God has blessed us with MANY stories from so many wives recently who are sharing what He is doing by His power alone in their lives and marriages. I know that this wife’s story will touch and bless you. Thank you to her for sharing!
I am writing to express my heartfelt gratitude to you and the work that you are doing. I am 33 years old and I too have begun the journey to become a peaceful wife, and intend to see it to the end.
I have been receiving a calling to go into ministry over the last couple years but deep down the Spirit was moving me that my relationship with my husband needed to be repaired before I could minister to others.
It was by pure happenstance that I came across a video of yours on Youtube. At first I must admit that I was more than skeptical at your message and thought that you were cut from a different type of cloth :-). But as I listened more and more, Jesus spoke to my heart and I saw the truth.
As I began readjusting my heart and my attitude, like so many others, I am seeing immediate improvements in my relationship. My husband who had begun shrinking away from me, became once more the man I fell in love with. Amazing, thoughtful, loving, incredibly helpful and supportive.

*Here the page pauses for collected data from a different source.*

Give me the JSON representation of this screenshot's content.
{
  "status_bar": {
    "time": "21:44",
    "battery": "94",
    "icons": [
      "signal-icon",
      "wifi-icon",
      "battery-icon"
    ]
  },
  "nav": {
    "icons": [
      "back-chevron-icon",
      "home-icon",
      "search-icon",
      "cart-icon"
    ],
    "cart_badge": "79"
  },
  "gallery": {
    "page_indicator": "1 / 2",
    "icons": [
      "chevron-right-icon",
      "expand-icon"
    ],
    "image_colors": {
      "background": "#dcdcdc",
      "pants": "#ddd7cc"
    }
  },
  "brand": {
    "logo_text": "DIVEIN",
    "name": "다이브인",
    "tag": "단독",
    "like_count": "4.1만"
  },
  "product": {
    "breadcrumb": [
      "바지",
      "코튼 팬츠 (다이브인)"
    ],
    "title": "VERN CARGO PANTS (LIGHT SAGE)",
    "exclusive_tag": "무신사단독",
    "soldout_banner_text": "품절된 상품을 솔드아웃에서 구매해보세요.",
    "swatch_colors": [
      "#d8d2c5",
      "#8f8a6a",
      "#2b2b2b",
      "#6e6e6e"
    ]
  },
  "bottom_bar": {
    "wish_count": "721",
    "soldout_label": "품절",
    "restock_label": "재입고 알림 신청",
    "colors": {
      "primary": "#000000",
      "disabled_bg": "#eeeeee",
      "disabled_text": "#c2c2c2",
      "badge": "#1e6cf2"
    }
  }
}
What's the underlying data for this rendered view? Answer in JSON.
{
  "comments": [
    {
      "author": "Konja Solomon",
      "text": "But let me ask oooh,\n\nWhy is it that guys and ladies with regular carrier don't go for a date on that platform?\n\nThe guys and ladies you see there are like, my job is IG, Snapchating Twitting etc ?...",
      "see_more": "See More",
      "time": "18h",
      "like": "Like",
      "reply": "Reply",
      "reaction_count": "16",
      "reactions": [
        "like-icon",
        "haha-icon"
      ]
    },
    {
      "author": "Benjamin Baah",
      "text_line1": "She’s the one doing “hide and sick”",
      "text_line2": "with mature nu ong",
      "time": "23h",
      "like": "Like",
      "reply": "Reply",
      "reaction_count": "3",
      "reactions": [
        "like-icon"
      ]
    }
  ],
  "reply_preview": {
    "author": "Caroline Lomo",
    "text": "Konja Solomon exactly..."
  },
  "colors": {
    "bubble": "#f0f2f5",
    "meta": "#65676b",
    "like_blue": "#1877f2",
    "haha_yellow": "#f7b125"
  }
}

But how did I get to that point of being so proud, controlling and almost resentful of men that I kept reminding myself to prepare for the worst? Well, I hope my story can help someone else who has a similar past.
At around the age of seven, I was sexually abused by my neighbor. The abuse lasted for a couple years and only ended when my family moved away. I had pushed the memory into my subconscious but unfortunately it all came rushing back when I saw the person again at around 16 years old. After that, it would be an understatement to say that my teenage years were rife with issues, I was constantly rebelling and getting into trouble. Added to that my dad was very verbally abusive to my mother, I remember how he would shout at her and embarrass her constantly.
I remember making several promises to myself that I would NEVER allow myself to be weak, to be powerless and taken advantage of as a woman.
- I developed a strong and domineering personality, an attitude which propelled me at work, as I am now a successful professional.
- But my personal life and connections suffered tremendously. I was very suspicious of people and expected the worst. When I let myself love (as with my husband) I only allowed myself to love up to a point and of course expected, and prepared for, the worst.
Within recent years, and after recommitting myself to God, I have been breaking down my many walls with His help. I admit that this one was the hardest.
How could I let myself “submit” to a man? After all I had been through? It was a very hard pill to swallow.
Having started on my journey, I can honestly say that It has been quite liberating. I am learning to trust all over again. Like a baby learning to walk, I am
- trusting that God will not let me fall and that he has blessed me with a husband who will hold my hand through it
- learning that love and trust is not a sign of weakness but rather a gift from God
- learning to relax and let peace and respect fill my marriage
- learning to take instructions and corrections (a biggie) from my husband and recognizing him as the leader of our home, after 10 years of marriage.